The announcement has been widely welcomed by the disability lobby, despite the lack of detail to the plans. So far, Andrew Smith has promised only that the Disability Rights Commission will be "a body with full powers to enforce, to advise and to promote best practice". No one knows as yet when it will be up and running, how it will be structured or who will sit on it, although it is likely that the Government will issue a consultation document in the near future to seek the views of interested parties. Legislation could then follow in the 1998/99 parliamentary session, with Royal assent given sometime in 1999.

Although delighted by the Government's announcement of a commission for the disabled, David Grayson, chairman of the National Disability Council, has made it clear that he does not want a new commission to copy "the structures that were created more than 20 years ago to fight discrimination on grounds of race and gender".

A view echoed by Susan Scott-Parker, the chief executive of the Employer's Forum on Disability, who said that "the worst thing would be another institution with an adversarial relationship with the employer community".

But the TUC disagrees. Richard Exell reckons that "the most important point about the commission is that it should have the same powers as the Equal Opportunities Commission or Commission for Racial Equality. In other words, it should have the power to investigate, to enforce the legislation and to operate independently of government".

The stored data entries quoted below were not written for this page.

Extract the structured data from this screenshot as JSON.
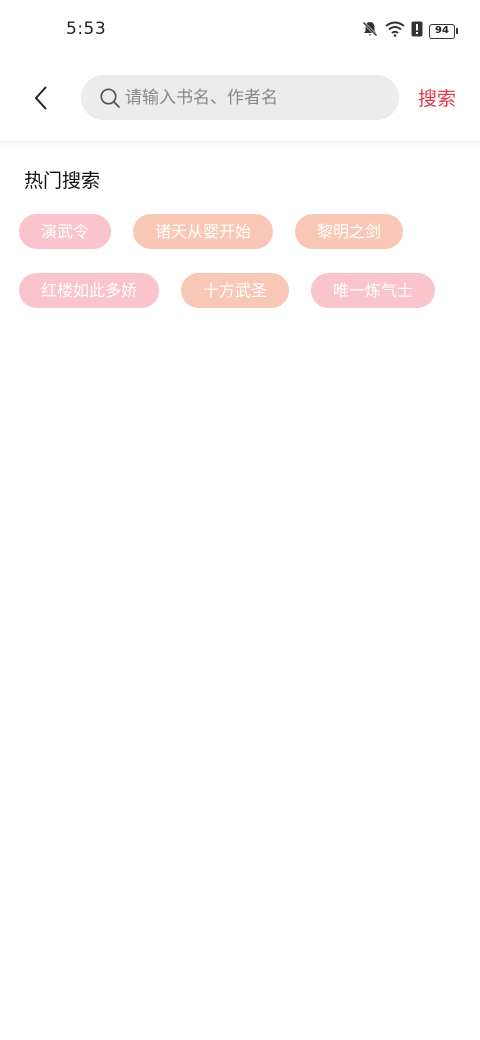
{
  "status_bar": {
    "time": "5:53",
    "battery": "94",
    "icons": [
      "bell-off-icon",
      "wifi-icon",
      "alert-icon",
      "battery-icon"
    ]
  },
  "header": {
    "back_icon": "chevron-left-icon",
    "search_placeholder": "请输入书名、作者名",
    "search_value": "",
    "search_button": "搜索",
    "accent_color": "#e4394b"
  },
  "hot_search": {
    "title": "热门搜索",
    "tags": [
      {
        "label": "演武令",
        "color": "#f9c4cc"
      },
      {
        "label": "诸天从婴开始",
        "color": "#f9c7b6"
      },
      {
        "label": "黎明之剑",
        "color": "#f9c7b6"
      },
      {
        "label": "红楼如此多娇",
        "color": "#f9c4cc"
      },
      {
        "label": "十方武圣",
        "color": "#f9c7b6"
      },
      {
        "label": "唯一炼气士",
        "color": "#f9c4cc"
      }
    ]
  }
}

Little more is known about the task force, except that it will be chaired by Alan Howarth, better known to the public at large for his defection from the Conservative Party than for his interest in civil rights for the disabled, although he is a passionate advocate. What he has said so far is that "the task force's membership will represent a wide range of views ... and at least half of the members will be from disability organisations". He has already asked for suggestions for membership of the new task force, which will be limited to 15 to 20 people and which, once constituted, will meet for about 18 months. It will most probably look at the structure of the commission and then consider a package of comprehensive legislation.

The Government has also promised to implement the remaining sections of the Disability Discrimination Act guaranteeing rights of access for disabled people to goods, services and premises, a move welcomed by Susan Scott-Parker. "I am delighted that the Government has resisted the temptation to repeal the DDA and start again", she said. "This would have been very counter-productive for companies who have already spent millions of pounds on implementing changes".

Nor was she concerned at the potential cost of making adjustments to buildings for small and medium-sized employers. She quoted a survey carried out by Marks & Spencer which showed that two-thirds of adjustments cost nothing. In the US, where similar legislation has been in operation since 1990, Sears Roebuck, a major employer of disabled people, found that 97 per cent of adjustments cost little or nothing. In any event, there is, as she pointed out, funding available for employers which can, in certain circumstances, cover up to 100 per cent of their costs.

Although warmly welcoming all the Government's recent announcements, the main concern for Rachel Hurst, the chairwoman of the campaigning organisation Rights Now, is getting new legislation on the statute book by the turn of the century. "All we are asking for, as disabled people, is a reasonable accommodation of our needs. If I go to a shop which is up a flight of stairs, I am not asking them to install an electric stairlift, just a willingness to come down and answer the door. We are not asking people to go broke - just to be reasonable".

The author is an assistant solicitor with Jacksons, solicitors, in Middlesbrough.